Di tutto ciò doveva aver certamente sentito parlare Florian Fricke, pianista diplomatosi all'accademia di Friburgo e personaggio dalla spiccata sensibilità musicale, quando nel 1969 dette il nome al suo nuovo gruppo.
In Den Garten Pharaos resta l'apice assoluto della sua carriera, l'esperienza mistica universale.
L'opera è divisa in due parti: In Den Garten Pharaos e Vuh. La prima parte è primitivismo musicale allo stato puro, un ritorno ancestrale all’arcaismo della non razionalità, dove la fruizione da parte dell’ascoltatore è slegata da ogni condizionamento esterno, la mente è libera e diventa il veicolo per mezzo del quale si può arrivare ad uno stato di trance ascetica. A tratteggiare la cornice di questo ritratto sonoro vi sono percussioni e rumori ambientali, tra i quali quello certamente più efficace è lo scorrere intenso dell’acqua, che incessantemente fluidifica il suono e lo trasforma in un guanto vellutato che trasporta lo spirito della musica verso la destinazione immaginaria di questo incredibile viaggio sensoriale: il giardino del faraone.

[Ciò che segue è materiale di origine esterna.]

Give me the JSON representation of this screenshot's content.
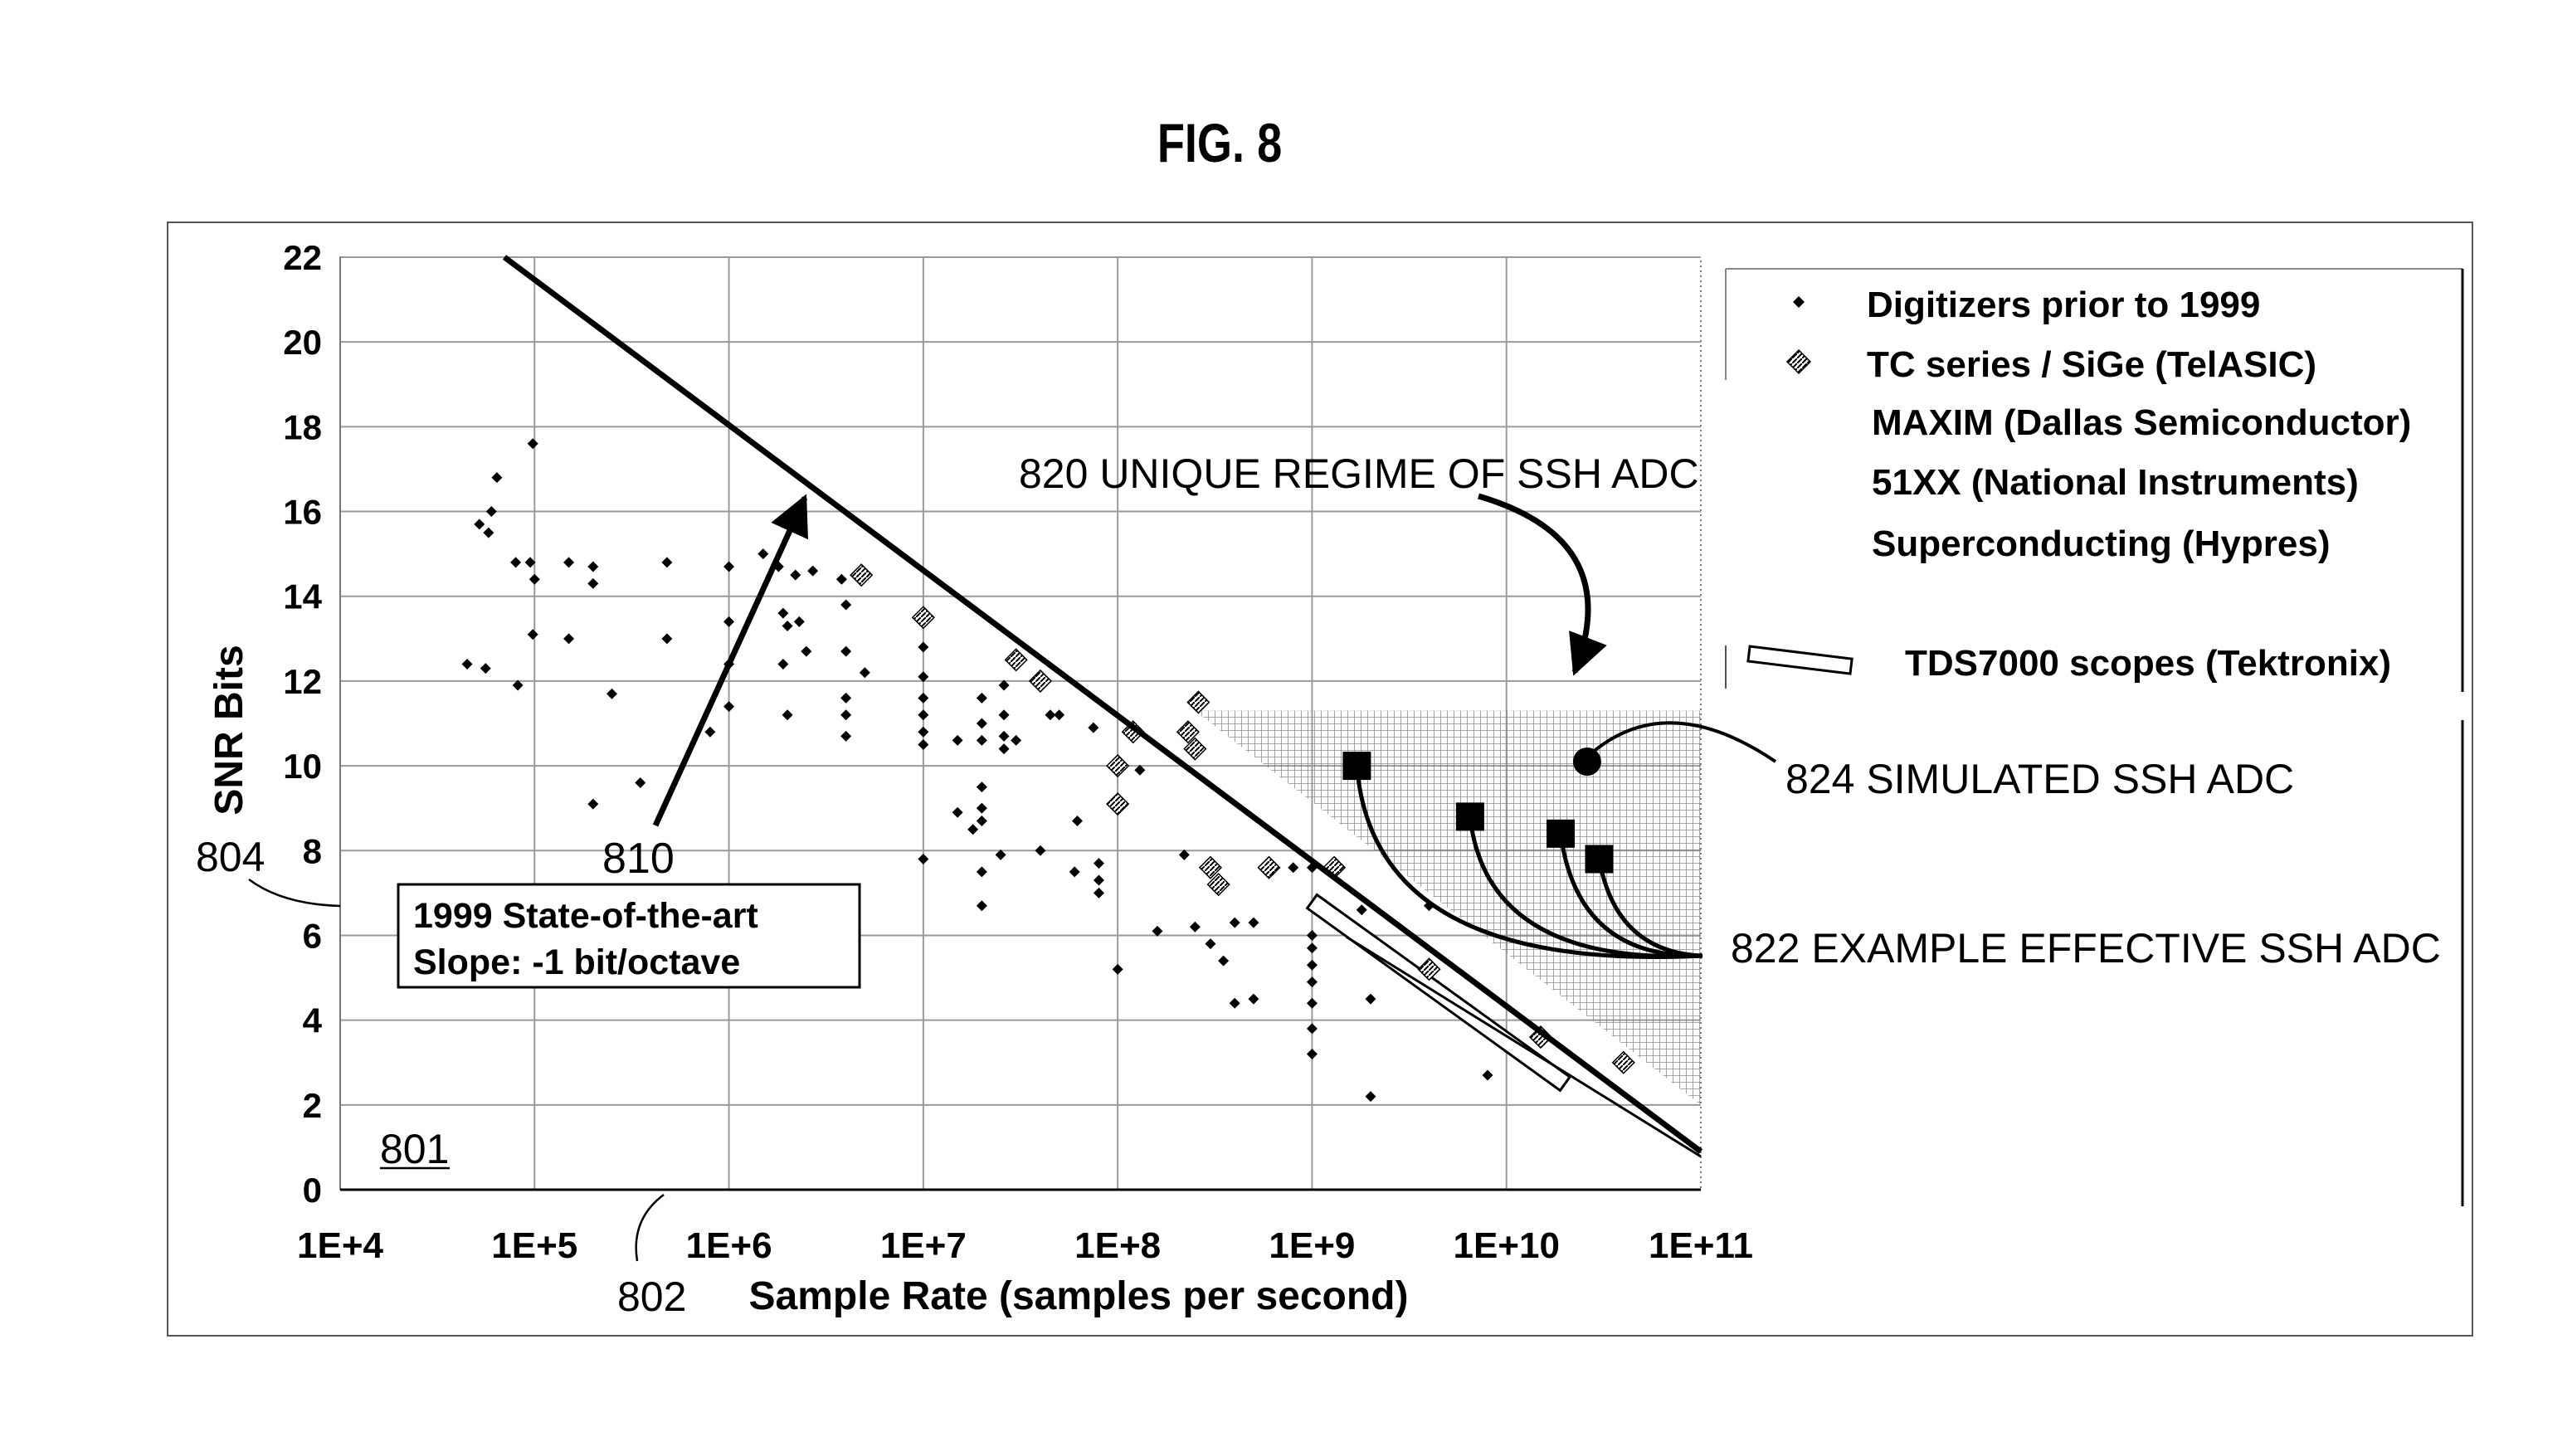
{
  "figure_title": "FIG. 8",
  "labels": {
    "ref_801": "801",
    "ref_802": "802",
    "ref_804": "804",
    "ref_810": "810",
    "ann_820": "820 UNIQUE REGIME OF SSH ADC",
    "ann_822": "822 EXAMPLE EFFECTIVE SSH ADC",
    "ann_824": "824 SIMULATED SSH ADC",
    "state_box_line1": "1999 State-of-the-art",
    "state_box_line2": "Slope:   -1 bit/octave"
  },
  "colors": {
    "ink": "#000000",
    "paper": "#ffffff",
    "grid": "#9a9a9a",
    "hatch": "#808080"
  },
  "chart_data": {
    "type": "scatter",
    "x_scale": "log",
    "xlabel": "Sample Rate (samples per second)",
    "ylabel": "SNR Bits",
    "xlim": [
      10000,
      100000000000
    ],
    "ylim": [
      0,
      22
    ],
    "x_ticks": [
      "1E+4",
      "1E+5",
      "1E+6",
      "1E+7",
      "1E+8",
      "1E+9",
      "1E+10",
      "1E+11"
    ],
    "y_ticks": [
      "0",
      "2",
      "4",
      "6",
      "8",
      "10",
      "12",
      "14",
      "16",
      "18",
      "20",
      "22"
    ],
    "grid": true,
    "legend_position": "right",
    "legend": [
      {
        "label": "Digitizers prior to 1999",
        "marker": "small-diamond"
      },
      {
        "label": "TC series / SiGe (TelASIC)",
        "marker": "hatched-diamond"
      },
      {
        "label": "MAXIM (Dallas Semiconductor)",
        "marker": "none"
      },
      {
        "label": "51XX  (National Instruments)",
        "marker": "none"
      },
      {
        "label": "Superconducting (Hypres)",
        "marker": "none"
      },
      {
        "label": "TDS7000 scopes (Tektronix)",
        "marker": "bar"
      }
    ],
    "state_of_art_line": {
      "x": [
        70000,
        100000000000
      ],
      "y": [
        22,
        0.9
      ]
    },
    "unique_regime": [
      [
        250000000,
        11.3
      ],
      [
        100000000000,
        11.3
      ],
      [
        100000000000,
        2.0
      ]
    ],
    "tds7000_band": {
      "x": [
        1000000000,
        20000000000
      ],
      "y": [
        6.8,
        2.5
      ]
    },
    "series": [
      {
        "name": "Digitizers prior to 1999",
        "points": [
          [
            45000,
            12.4
          ],
          [
            56000,
            12.3
          ],
          [
            64000,
            16.8
          ],
          [
            60000,
            16
          ],
          [
            52000,
            15.7
          ],
          [
            58000,
            15.5
          ],
          [
            98000,
            17.6
          ],
          [
            95000,
            14.8
          ],
          [
            100000,
            14.4
          ],
          [
            98000,
            13.1
          ],
          [
            80000,
            14.8
          ],
          [
            82000,
            11.9
          ],
          [
            150000,
            14.8
          ],
          [
            200000,
            14.7
          ],
          [
            200000,
            14.3
          ],
          [
            150000,
            13
          ],
          [
            200000,
            9.1
          ],
          [
            250000,
            11.7
          ],
          [
            350000,
            9.6
          ],
          [
            480000,
            14.8
          ],
          [
            480000,
            13
          ],
          [
            800000,
            10.8
          ],
          [
            1000000,
            14.7
          ],
          [
            1000000,
            13.4
          ],
          [
            1000000,
            12.4
          ],
          [
            1000000,
            11.4
          ],
          [
            1500000,
            15
          ],
          [
            1800000,
            14.7
          ],
          [
            2200000,
            14.5
          ],
          [
            2700000,
            14.6
          ],
          [
            1900000,
            13.6
          ],
          [
            2000000,
            13.3
          ],
          [
            2300000,
            13.4
          ],
          [
            1900000,
            12.4
          ],
          [
            2000000,
            11.2
          ],
          [
            2500000,
            12.7
          ],
          [
            3800000,
            14.4
          ],
          [
            4000000,
            13.8
          ],
          [
            4000000,
            12.7
          ],
          [
            4000000,
            11.6
          ],
          [
            4000000,
            11.2
          ],
          [
            4000000,
            10.7
          ],
          [
            5000000,
            12.2
          ],
          [
            10000000,
            12.8
          ],
          [
            10000000,
            12.1
          ],
          [
            10000000,
            11.6
          ],
          [
            10000000,
            11.2
          ],
          [
            10000000,
            10.8
          ],
          [
            10000000,
            10.5
          ],
          [
            10000000,
            7.8
          ],
          [
            15000000,
            10.6
          ],
          [
            15000000,
            8.9
          ],
          [
            18000000,
            8.5
          ],
          [
            20000000,
            11.6
          ],
          [
            20000000,
            11
          ],
          [
            20000000,
            10.6
          ],
          [
            20000000,
            9.5
          ],
          [
            20000000,
            9
          ],
          [
            20000000,
            8.7
          ],
          [
            20000000,
            7.5
          ],
          [
            20000000,
            6.7
          ],
          [
            25000000,
            7.9
          ],
          [
            26000000,
            11.9
          ],
          [
            26000000,
            11.2
          ],
          [
            26000000,
            10.7
          ],
          [
            26000000,
            10.4
          ],
          [
            30000000,
            10.6
          ],
          [
            40000000,
            8
          ],
          [
            45000000,
            11.2
          ],
          [
            50000000,
            11.2
          ],
          [
            60000000,
            7.5
          ],
          [
            62000000,
            8.7
          ],
          [
            75000000,
            10.9
          ],
          [
            80000000,
            7.7
          ],
          [
            80000000,
            7.3
          ],
          [
            80000000,
            7
          ],
          [
            100000000,
            5.2
          ],
          [
            130000000,
            9.9
          ],
          [
            160000000,
            6.1
          ],
          [
            220000000,
            7.9
          ],
          [
            250000000,
            6.2
          ],
          [
            300000000,
            5.8
          ],
          [
            350000000,
            5.4
          ],
          [
            400000000,
            4.4
          ],
          [
            400000000,
            6.3
          ],
          [
            500000000,
            4.5
          ],
          [
            500000000,
            6.3
          ],
          [
            800000000,
            7.6
          ],
          [
            1000000000,
            7.6
          ],
          [
            1000000000,
            6
          ],
          [
            1000000000,
            5.7
          ],
          [
            1000000000,
            5.3
          ],
          [
            1000000000,
            4.9
          ],
          [
            1000000000,
            4.4
          ],
          [
            1000000000,
            3.8
          ],
          [
            1000000000,
            3.2
          ],
          [
            1800000000,
            6.6
          ],
          [
            2000000000,
            4.5
          ],
          [
            2000000000,
            2.2
          ],
          [
            4000000000,
            6.7
          ],
          [
            8000000000,
            2.7
          ]
        ]
      },
      {
        "name": "TC series / SiGe (TelASIC)",
        "points": [
          [
            4800000,
            14.5
          ],
          [
            10000000,
            13.5
          ],
          [
            30000000,
            12.5
          ],
          [
            40000000,
            12
          ],
          [
            100000000,
            10
          ],
          [
            100000000,
            9.1
          ],
          [
            120000000,
            10.8
          ],
          [
            230000000,
            10.8
          ],
          [
            250000000,
            10.4
          ],
          [
            260000000,
            11.5
          ],
          [
            300000000,
            7.6
          ],
          [
            330000000,
            7.2
          ],
          [
            600000000,
            7.6
          ],
          [
            1300000000,
            7.6
          ],
          [
            4000000000,
            5.2
          ],
          [
            15000000000,
            3.6
          ],
          [
            40000000000,
            3
          ]
        ]
      },
      {
        "name": "822 EXAMPLE EFFECTIVE SSH ADC",
        "points": [
          [
            1700000000,
            10
          ],
          [
            6500000000,
            8.8
          ],
          [
            19000000000,
            8.4
          ],
          [
            30000000000,
            7.8
          ]
        ]
      },
      {
        "name": "824 SIMULATED SSH ADC",
        "points": [
          [
            26000000000,
            10.1
          ]
        ]
      }
    ]
  }
}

La seconda parte, Vuh, è il mantra cosmico per eccellenza: registrato nella cattedrale medievale di Baumburg, innalza il suo coro cerimoniale con un organo a canne che sprigiona energia corroborante, l’eco delle solite percussioni stavolta più fitte, accompagnano i synth che creano la strada sonora da seguire per la meditazione e l’atmosfera che si va a creare è una delle più suggestive che si possano trovare nella musica popolare di tutti i tempi.
Un disco assoluto, innovativo, religioso, trascendente, straniante, cerebrale, impulsivo, un disco di musica sacra astratta, in onore della divinità dalle forme indefinite che questa esperienza è riuscita ad evocare, un disco che rappresenta in tutto e per tutto il periodo più splendente del krautrock cosmico, quello dove la musica era ancora un mezzo non per arricchire chi la produceva ma bensì per raggiungere forti emozioni e sensazioni come lo stesso Fricke espresse:
“(…) Nell’apparato propagandistico del capitalismo la musica s’incarica di stendere un velo che serva a coprire la ragione, a impedire di scegliere e decidere. Gran parte del pop americano e inglese si ritrova in quest’ambito deteriore, dove l’arte dei suoni diviene corruzione o appare in stretto accordo con essa”
Un disco il cui suono celestiale vibra tutt’ora da un altro mondo, quello che pare il giardino più bello e del quale Florian, da quando ha esalato l’ultimo respiro, può esserne finalmente il suo faraone.